All we have to do next is use that attribute in the shard allocation awareness algorithm. This is also specified in the configuration:

# let ES distribute shard according to that attribute
cluster.routing.allocation.awareness.attributes: aws_availability_zone

Connect clients to nodes within the same AZ

The cluster is now correctly setup. The next step is in Concierge – it can only connect to Elasticsearch nodes in the same AZ. To get that list of hosts, we use the EC2 API. For example:

def findElasticsearchHostsInEc2(client: Ec2Client, az: String): List[HttpHost] = {
  val request = DescribeInstancesRequest.builder.filters(
    Filter.builder.name("instance-state-name").values(InstanceStateName.Running.toString).build,
    Filter.builder.name("availability-zone").values(az).build,
    ...
  ).build
  val response = client.describeInstances(request)
  val instances = response.reservations.asScala.flatMap(_.instances.asScala)
  instances.map(i => new HttpHost(i.privateIpAddress, 9200, "http"))
}

Ensure we can scale the cluster up and down

In the event where we need to scale up or down, we want Concierge to automatically update client connections. The Elasticsearch client provides a node sniffer which does exactly that.
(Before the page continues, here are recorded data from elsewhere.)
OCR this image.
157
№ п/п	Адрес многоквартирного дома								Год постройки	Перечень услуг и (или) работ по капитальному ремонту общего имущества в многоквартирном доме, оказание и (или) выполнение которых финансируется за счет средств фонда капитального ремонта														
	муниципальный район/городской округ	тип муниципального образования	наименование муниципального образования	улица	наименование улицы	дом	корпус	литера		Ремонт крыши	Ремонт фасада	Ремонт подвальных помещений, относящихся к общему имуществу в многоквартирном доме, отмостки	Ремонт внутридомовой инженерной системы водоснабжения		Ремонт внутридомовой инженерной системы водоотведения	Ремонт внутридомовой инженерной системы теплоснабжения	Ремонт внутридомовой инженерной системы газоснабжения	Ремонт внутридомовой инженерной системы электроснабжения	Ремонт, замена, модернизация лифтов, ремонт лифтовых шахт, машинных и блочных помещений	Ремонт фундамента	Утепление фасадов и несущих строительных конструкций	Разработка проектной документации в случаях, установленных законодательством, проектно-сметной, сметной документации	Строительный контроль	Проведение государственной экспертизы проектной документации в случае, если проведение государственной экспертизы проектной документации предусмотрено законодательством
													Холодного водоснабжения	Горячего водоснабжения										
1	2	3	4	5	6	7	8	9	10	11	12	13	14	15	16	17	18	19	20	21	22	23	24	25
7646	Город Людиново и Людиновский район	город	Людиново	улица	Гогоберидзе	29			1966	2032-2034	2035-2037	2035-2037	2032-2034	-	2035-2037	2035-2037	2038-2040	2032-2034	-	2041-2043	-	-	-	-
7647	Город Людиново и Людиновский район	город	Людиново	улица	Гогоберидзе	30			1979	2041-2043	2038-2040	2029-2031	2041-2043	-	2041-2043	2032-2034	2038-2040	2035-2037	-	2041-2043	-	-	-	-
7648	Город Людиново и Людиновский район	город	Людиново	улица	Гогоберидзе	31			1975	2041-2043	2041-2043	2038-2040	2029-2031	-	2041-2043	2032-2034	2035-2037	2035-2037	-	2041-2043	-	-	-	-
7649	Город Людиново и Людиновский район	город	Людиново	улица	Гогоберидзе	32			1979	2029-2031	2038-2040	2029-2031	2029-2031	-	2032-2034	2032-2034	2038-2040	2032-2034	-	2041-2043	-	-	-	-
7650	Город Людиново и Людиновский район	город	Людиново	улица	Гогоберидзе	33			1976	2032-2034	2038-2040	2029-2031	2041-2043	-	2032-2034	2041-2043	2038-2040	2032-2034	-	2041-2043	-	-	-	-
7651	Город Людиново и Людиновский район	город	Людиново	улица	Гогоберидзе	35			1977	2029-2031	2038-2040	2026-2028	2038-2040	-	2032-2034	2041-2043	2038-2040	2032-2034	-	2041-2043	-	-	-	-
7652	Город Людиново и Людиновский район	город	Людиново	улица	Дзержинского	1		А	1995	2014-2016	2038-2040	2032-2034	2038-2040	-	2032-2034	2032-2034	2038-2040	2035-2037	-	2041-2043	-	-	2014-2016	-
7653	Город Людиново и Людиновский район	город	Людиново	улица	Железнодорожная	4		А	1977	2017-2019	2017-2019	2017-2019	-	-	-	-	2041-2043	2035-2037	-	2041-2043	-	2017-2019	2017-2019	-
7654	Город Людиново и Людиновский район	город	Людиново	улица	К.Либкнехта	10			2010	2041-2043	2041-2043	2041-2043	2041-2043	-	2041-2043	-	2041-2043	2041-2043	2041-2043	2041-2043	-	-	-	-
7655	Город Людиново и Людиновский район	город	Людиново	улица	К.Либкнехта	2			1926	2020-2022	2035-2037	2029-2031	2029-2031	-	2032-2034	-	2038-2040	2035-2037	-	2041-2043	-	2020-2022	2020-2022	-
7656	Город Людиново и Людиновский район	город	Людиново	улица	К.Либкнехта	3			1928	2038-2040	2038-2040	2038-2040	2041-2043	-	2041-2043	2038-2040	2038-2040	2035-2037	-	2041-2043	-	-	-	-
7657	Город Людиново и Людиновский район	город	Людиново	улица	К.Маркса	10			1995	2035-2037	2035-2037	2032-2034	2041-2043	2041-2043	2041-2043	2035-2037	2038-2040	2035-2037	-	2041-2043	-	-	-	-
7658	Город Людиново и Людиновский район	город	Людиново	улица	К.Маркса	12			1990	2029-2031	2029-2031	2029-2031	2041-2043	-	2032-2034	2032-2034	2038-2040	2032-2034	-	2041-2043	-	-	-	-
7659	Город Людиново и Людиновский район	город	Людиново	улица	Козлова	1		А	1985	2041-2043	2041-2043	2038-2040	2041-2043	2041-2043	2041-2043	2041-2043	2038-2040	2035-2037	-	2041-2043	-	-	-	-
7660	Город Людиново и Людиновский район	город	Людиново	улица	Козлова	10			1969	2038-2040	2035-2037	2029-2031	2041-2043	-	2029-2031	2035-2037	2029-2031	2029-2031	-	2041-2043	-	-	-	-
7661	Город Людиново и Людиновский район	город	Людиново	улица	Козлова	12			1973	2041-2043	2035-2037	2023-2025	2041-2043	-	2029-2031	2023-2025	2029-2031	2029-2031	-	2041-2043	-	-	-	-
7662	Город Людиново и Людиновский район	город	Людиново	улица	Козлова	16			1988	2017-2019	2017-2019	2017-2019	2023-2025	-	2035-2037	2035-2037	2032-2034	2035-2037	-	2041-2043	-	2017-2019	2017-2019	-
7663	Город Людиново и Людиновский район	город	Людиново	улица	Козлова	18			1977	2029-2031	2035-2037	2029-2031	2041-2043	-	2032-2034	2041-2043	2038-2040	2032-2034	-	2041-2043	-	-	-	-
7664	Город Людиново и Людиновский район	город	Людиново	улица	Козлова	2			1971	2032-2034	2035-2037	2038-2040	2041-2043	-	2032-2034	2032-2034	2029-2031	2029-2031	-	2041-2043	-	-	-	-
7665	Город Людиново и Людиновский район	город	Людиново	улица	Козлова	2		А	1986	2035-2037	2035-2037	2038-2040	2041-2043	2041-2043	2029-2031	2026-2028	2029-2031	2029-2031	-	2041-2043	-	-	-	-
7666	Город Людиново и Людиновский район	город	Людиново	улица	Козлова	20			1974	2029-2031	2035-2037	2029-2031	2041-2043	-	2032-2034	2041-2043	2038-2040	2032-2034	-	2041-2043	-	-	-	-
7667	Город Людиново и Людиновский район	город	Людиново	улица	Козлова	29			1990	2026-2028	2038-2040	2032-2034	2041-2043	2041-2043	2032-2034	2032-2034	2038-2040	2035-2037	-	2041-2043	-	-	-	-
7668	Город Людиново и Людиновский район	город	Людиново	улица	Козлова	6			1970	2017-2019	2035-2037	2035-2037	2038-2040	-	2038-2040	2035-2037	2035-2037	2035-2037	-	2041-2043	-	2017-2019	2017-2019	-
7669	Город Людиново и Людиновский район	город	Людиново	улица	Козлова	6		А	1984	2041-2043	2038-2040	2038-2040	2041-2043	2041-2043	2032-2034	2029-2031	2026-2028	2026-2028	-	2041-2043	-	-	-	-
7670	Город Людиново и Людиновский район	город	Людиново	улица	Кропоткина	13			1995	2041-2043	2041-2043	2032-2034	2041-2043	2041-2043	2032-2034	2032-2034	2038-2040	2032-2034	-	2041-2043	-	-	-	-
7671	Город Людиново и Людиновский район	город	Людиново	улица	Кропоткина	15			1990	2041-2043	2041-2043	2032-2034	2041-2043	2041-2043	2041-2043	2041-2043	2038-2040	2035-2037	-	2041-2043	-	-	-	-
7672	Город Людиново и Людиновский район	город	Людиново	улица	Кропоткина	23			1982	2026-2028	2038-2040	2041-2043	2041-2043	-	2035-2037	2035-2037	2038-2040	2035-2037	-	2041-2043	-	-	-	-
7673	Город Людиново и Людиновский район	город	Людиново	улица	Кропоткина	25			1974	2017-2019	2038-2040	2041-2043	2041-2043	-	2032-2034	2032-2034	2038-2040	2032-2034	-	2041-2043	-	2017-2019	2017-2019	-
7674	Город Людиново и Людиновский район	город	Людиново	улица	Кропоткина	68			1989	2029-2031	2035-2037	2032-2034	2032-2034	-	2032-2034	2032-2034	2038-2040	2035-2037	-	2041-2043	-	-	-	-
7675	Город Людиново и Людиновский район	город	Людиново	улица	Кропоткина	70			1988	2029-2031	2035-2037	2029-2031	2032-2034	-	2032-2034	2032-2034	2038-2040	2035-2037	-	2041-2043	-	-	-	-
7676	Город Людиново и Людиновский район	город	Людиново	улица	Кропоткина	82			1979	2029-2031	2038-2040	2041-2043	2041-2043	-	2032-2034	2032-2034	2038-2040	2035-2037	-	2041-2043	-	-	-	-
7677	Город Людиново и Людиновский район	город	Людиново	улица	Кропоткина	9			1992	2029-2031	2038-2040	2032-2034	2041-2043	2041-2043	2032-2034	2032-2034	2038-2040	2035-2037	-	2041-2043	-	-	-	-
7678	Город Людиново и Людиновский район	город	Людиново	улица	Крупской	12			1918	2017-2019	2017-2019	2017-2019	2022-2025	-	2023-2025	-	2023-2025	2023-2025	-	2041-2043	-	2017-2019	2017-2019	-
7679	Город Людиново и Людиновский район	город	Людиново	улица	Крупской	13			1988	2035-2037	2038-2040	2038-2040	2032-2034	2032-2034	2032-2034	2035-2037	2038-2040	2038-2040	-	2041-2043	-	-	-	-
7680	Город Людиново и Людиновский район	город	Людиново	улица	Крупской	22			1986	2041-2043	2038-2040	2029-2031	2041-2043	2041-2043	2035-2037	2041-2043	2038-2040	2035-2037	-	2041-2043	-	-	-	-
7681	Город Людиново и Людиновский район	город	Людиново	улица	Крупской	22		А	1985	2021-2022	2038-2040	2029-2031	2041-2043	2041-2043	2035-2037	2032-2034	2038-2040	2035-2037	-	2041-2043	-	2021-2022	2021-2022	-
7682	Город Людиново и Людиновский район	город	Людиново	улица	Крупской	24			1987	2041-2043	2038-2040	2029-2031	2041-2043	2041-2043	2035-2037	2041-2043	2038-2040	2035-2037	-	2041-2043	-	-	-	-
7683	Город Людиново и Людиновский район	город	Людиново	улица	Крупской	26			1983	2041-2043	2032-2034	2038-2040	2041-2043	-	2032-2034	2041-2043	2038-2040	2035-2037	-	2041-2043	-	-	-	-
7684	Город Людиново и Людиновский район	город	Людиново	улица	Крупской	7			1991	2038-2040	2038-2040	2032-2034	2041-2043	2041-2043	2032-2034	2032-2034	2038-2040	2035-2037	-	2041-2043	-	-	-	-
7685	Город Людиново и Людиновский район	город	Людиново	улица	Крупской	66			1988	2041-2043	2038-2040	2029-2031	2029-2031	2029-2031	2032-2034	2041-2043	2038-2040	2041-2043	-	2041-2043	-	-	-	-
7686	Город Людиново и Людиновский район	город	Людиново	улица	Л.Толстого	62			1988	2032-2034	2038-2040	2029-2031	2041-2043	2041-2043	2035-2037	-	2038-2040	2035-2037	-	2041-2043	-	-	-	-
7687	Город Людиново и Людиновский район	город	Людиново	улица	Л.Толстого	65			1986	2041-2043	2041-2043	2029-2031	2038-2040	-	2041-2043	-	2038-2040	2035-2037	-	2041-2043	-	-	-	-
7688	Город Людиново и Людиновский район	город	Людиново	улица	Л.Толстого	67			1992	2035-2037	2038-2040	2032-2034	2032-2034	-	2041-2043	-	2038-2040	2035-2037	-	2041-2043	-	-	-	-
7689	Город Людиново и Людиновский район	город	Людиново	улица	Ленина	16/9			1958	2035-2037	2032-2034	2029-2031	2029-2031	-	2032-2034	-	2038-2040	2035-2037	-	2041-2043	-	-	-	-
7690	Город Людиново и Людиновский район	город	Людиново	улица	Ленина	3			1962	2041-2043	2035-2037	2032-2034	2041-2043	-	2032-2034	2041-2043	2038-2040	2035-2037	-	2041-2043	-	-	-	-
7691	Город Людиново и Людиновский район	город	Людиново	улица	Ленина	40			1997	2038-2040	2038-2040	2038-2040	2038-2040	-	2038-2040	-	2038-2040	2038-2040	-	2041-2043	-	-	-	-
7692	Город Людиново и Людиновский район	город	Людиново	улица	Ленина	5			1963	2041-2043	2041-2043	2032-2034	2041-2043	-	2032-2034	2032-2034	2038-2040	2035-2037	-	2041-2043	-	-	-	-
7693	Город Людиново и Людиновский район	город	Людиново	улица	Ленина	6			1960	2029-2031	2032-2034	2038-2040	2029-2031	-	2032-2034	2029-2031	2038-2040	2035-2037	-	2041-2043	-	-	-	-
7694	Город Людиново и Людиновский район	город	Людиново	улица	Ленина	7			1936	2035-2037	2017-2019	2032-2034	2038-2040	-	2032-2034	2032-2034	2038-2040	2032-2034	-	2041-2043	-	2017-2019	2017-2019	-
The default implementation uses the node info API, which cannot help us here as it doesn’t know anything about availability zones—and it doesn’t seem possible to restrict a query using node attributes. That’s OK, we can just provide our own, for example:

val nodesSniffer = new NodesSniffer {
  override def sniff: java.util.List[Node] =
    findElasticsearchHostsInEc2(ec2Client, availabilityZone)
      .map(new Node(_))
      .asJava
}

val sniffer = Sniffer
  .builder(esClient.getLowLevelClient())
  .setNodesSniffer(nodesSniffer)
  .build

And voila!

So free we want to buy more

With the above changes, we get all the traffic between Concierge and Elasticsearch, our most expensive cost center, for free!